Beppu: Do you think the fact the talks didn’t go well reflects problems inside the Taliban, or inside the Ghani administration?

Rubin: I wouldn’t say that the talks didn’t go well. They hardly started at all. It’s a very complicated situation. It’s not just the government and the Taliban, it’s also Afghanistan and Pakistan, the United States still having troops there as well. Many of the Taliban don’t agree with talking to the Afghan government, so at this point we have to give it some time, especially as the military season will be over soon.

Beppu: Do we really have time to give as the Islamic State militant group spreads its influence?

Rubin: I don’t have very good information, and I don’t know if anyone does, but my impression is that the Islamic State is not spreading very rapidly in Afghanistan. There are one or two pockets of fighters. It’s important to bear in mind that the Taliban has issued a religious ruling that it is obligatory to fight against the Islamic State, and they are doing that.

Beppu: Putting things in a broader perspective, Afghanistan is one big problem for the current Obama administration, but he has other problems with Syria where his plan to train and equip rebels is not working well.

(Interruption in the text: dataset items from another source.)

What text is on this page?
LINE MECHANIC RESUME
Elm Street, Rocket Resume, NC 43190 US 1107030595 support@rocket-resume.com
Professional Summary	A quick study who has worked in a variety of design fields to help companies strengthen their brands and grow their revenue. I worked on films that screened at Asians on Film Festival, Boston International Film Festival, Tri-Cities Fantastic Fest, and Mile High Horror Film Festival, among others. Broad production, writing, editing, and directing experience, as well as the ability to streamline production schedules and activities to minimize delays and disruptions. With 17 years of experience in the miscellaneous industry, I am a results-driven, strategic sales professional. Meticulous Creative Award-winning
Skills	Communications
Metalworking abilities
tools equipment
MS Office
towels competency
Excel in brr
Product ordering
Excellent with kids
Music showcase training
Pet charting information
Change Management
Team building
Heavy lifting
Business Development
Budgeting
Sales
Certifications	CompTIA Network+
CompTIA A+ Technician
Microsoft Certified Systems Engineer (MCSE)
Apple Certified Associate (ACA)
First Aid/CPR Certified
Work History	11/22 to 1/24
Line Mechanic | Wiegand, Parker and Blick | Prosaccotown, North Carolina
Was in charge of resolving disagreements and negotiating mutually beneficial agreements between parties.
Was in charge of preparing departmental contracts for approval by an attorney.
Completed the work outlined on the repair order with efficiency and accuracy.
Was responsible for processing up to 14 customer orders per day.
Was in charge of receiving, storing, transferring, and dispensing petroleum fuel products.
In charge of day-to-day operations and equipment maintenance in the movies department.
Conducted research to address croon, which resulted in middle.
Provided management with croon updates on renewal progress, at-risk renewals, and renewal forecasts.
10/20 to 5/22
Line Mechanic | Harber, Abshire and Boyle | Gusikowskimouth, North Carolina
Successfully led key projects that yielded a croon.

President Obama did have success with the Iranian nuclear agreement. How do you assess his Middle East policies overall?

Rubin: I don’t think it’s really fair to evaluate President Obama’s record in terms of what’s happening in the Middle East because what he does, what the United States does, is just one small factor. Syria is not just a problem for the United States. It’s not just the United States’ policy that has failed there. Everyone’s policies have failed there. The difficulty is that it’s such a complex situation. If it becomes uncontrollable as it seems in Syria, the United States as the dominant world power gets blamed for it. On the other hand, if you try to analyze what the United States could do that would make the situation better, rather than worse, it’s very difficult to identify anything. It may be that President Obama has taken the least bad option by not getting involved. We’ll see how things go for Russia and Mr Putin now that they have put troops on the ground.